Due to Covid-19 and the lack of concerns for the business community, it’s never been harder to run a successful enterprise than it is in 2021.
Not only do you have to compete with your rivals, but you also have to somehow navigate the treacherous waters of declining income and ever-expanding operational restrictions.
So what’s the solution to this problem? The trick is to look at some of the survival strategies companies have used in the past and put them into practice in your business.
When Steve Jobs returned to Apple in the late nineties, he knew that he had to make big changes to ensure the company survived. He scrapped entire departments, laid people off, and told them to work elsewhere. He got rid of half the company’s product portfolio. And he rebranded the firm so that it would appeal to consumers in the aftermath of the dotcom crisis.
All these efforts seem like a genius in hindsight, but at the time, it wasn’t clear how things would pan out. To many commentators, it looked like Apple was going to hit the wall.
There are countless other lessons like this from the business community. When times are tough, companies can hunker down, protect their core assets, and then emerge from crises like butterflies, stronger and more radiant than ever.
So what can you do to survive in a world like this? Let’s take a look.
When the coronavirus first hit, the global supply chain began creaking. Companies had to adjust their order plans, and many supplies were simply unavailable.
Today, it’s pretty much accepted that a lot of businesses are going to have trouble meeting their suppliers’ demands. That’s why so many enterprises are now telling their vendors that they can only make partial payments, given the current conditions.
The government is shutting down businesses by force of law. So it only seems fair that they pick up the tab. That’s why they’re currently offering companies affected by their policies grants and benefits, designed to help them survive over the next several months.
The money the state is spending right now will create economic harm in the future, but you can’t focus on that right now. The only thing a rational company owner can do is apply for all qualifying benefits, perks, cash payouts and tax breaks. Without this, your company will struggle to survive.
No business leader wants to lay people off. It’s always a difficult thing to do, especially in a situation like the one we have at present where unemployment is high. However, keeping unproductive people threatens the entire business, and that puts everyone’s job on the line, including yours.
Companies are adopting different approaches to this problem. Many love their employees and want to welcome them back with open arms. And for that reason, many are keeping ex-employees close to their chests, waiting for things to pick up again so that they can rehire. Others are focusing on part-time employees - usually, people who have a secondary income - to minimize the impact.
Try reducing your headcount by 10 per cent at a time and see what type of impact it has on your business and bottom line. If things are slow, letting people go probably won’t make a big difference to your revenue, but it could slash your costs tremendously.
Customers are struggling at the moment too, particularly in the B2B sector. So emotionally intelligent companies are reaching out to them to share their support plans.
If things are hard right now (or you’re not able to meet their needs because of operating restrictions), explain what’s going on in an email or a letter.

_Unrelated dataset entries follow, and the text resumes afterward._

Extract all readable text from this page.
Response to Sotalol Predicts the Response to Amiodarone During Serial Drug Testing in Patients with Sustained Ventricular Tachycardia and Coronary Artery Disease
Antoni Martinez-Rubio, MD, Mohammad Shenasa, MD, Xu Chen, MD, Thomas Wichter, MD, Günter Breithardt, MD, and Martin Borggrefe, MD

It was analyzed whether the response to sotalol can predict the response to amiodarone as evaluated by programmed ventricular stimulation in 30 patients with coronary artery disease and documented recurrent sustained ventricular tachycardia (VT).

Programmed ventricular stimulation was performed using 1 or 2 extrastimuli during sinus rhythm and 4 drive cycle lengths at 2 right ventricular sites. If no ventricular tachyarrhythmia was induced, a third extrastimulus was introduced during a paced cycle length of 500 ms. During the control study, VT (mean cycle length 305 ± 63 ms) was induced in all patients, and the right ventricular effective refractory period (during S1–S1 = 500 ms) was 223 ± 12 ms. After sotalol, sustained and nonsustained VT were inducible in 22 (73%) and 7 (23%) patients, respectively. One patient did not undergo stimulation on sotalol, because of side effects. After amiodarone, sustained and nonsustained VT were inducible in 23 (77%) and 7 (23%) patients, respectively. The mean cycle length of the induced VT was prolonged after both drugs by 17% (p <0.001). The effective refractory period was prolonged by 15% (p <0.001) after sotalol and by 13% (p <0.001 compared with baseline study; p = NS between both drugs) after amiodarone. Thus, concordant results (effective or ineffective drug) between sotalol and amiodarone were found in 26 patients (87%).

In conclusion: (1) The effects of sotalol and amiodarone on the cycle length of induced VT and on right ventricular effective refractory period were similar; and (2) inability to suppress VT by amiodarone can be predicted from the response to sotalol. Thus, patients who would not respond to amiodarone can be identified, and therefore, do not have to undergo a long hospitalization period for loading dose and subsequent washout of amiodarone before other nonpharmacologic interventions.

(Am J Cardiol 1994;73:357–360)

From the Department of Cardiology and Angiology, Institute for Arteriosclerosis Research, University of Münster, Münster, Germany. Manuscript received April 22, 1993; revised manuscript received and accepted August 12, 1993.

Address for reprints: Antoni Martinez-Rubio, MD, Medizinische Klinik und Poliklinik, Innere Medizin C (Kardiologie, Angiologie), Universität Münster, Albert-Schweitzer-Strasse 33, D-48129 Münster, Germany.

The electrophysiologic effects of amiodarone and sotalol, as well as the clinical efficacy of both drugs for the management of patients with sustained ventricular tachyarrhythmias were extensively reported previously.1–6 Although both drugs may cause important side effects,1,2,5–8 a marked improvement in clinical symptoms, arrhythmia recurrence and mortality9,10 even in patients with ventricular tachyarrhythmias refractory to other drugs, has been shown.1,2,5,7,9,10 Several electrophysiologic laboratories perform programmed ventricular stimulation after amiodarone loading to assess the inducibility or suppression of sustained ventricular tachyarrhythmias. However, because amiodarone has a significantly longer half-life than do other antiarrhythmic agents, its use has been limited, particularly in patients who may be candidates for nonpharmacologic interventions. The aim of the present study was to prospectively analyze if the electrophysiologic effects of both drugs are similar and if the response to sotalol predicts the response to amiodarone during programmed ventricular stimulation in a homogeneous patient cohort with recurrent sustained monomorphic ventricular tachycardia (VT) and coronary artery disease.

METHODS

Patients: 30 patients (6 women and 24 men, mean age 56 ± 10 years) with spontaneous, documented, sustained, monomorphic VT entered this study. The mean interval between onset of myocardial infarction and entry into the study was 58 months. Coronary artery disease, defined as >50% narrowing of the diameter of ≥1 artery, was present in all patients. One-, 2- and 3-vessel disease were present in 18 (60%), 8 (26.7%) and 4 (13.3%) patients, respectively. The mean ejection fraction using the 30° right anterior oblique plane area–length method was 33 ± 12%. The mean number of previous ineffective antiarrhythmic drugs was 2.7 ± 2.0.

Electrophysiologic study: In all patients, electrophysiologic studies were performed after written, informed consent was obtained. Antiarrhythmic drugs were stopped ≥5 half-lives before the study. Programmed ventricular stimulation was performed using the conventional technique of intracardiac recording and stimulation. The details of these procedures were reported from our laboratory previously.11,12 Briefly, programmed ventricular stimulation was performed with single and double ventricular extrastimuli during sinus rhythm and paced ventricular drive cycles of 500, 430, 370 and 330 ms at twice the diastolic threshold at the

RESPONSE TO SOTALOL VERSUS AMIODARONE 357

Many gyms, for instance, have had to close because of the various shutdowns imposed on the community. They’re now sending regular emails to their clients explaining how their payments are “on hold” and that they won’t take direct debits until they’re able to attend again.
The same is true of restaurants. Sitting down for a meal with friends isn’t an option. So they’re offering their customers click-and-collect or delivery services.
Manufacturers are having a dreadful time right now trying to keep people healthy. Thanks to the second wave of COVID-19 infections, many are seeing staff having to take time off work and self-isolate. And this is putting business continuity and lives at risk.
The best way around this is to increase the number of shifts that you operate. If you currently have one eight-hour shift, try changing this to two or three so that you can spread out both production and people. This way, you can attempt to control the severity of the spread of the disease and keep more of your people healthy.
If you run a local business, do what you can to let your customers know you’re still operating and there for them if they need you.
You can boost your visibility with banner printing, flyers and even ads on the local radio.
The banks are quiet at the moment. But if the current situation persists, we could see them go into self-protection mode. And that means that they could start withdrawing credit facilities from private enterprise.
To preempt this, you might want to draw down on your lines of credit.
Check how long you can take out money without incurring interest charges. Depending on the bank, this will usually vary from 60 to 90 days.
Depending on your industry, you might consider reevaluating your current product lineup. The pandemic has changed many businesses’ operating models. And it could necessitate a change of yours too.
What could you do differently to better meet the needs of your customers, using the skills you have in-house? It’s an important question worth considering on a strategic level.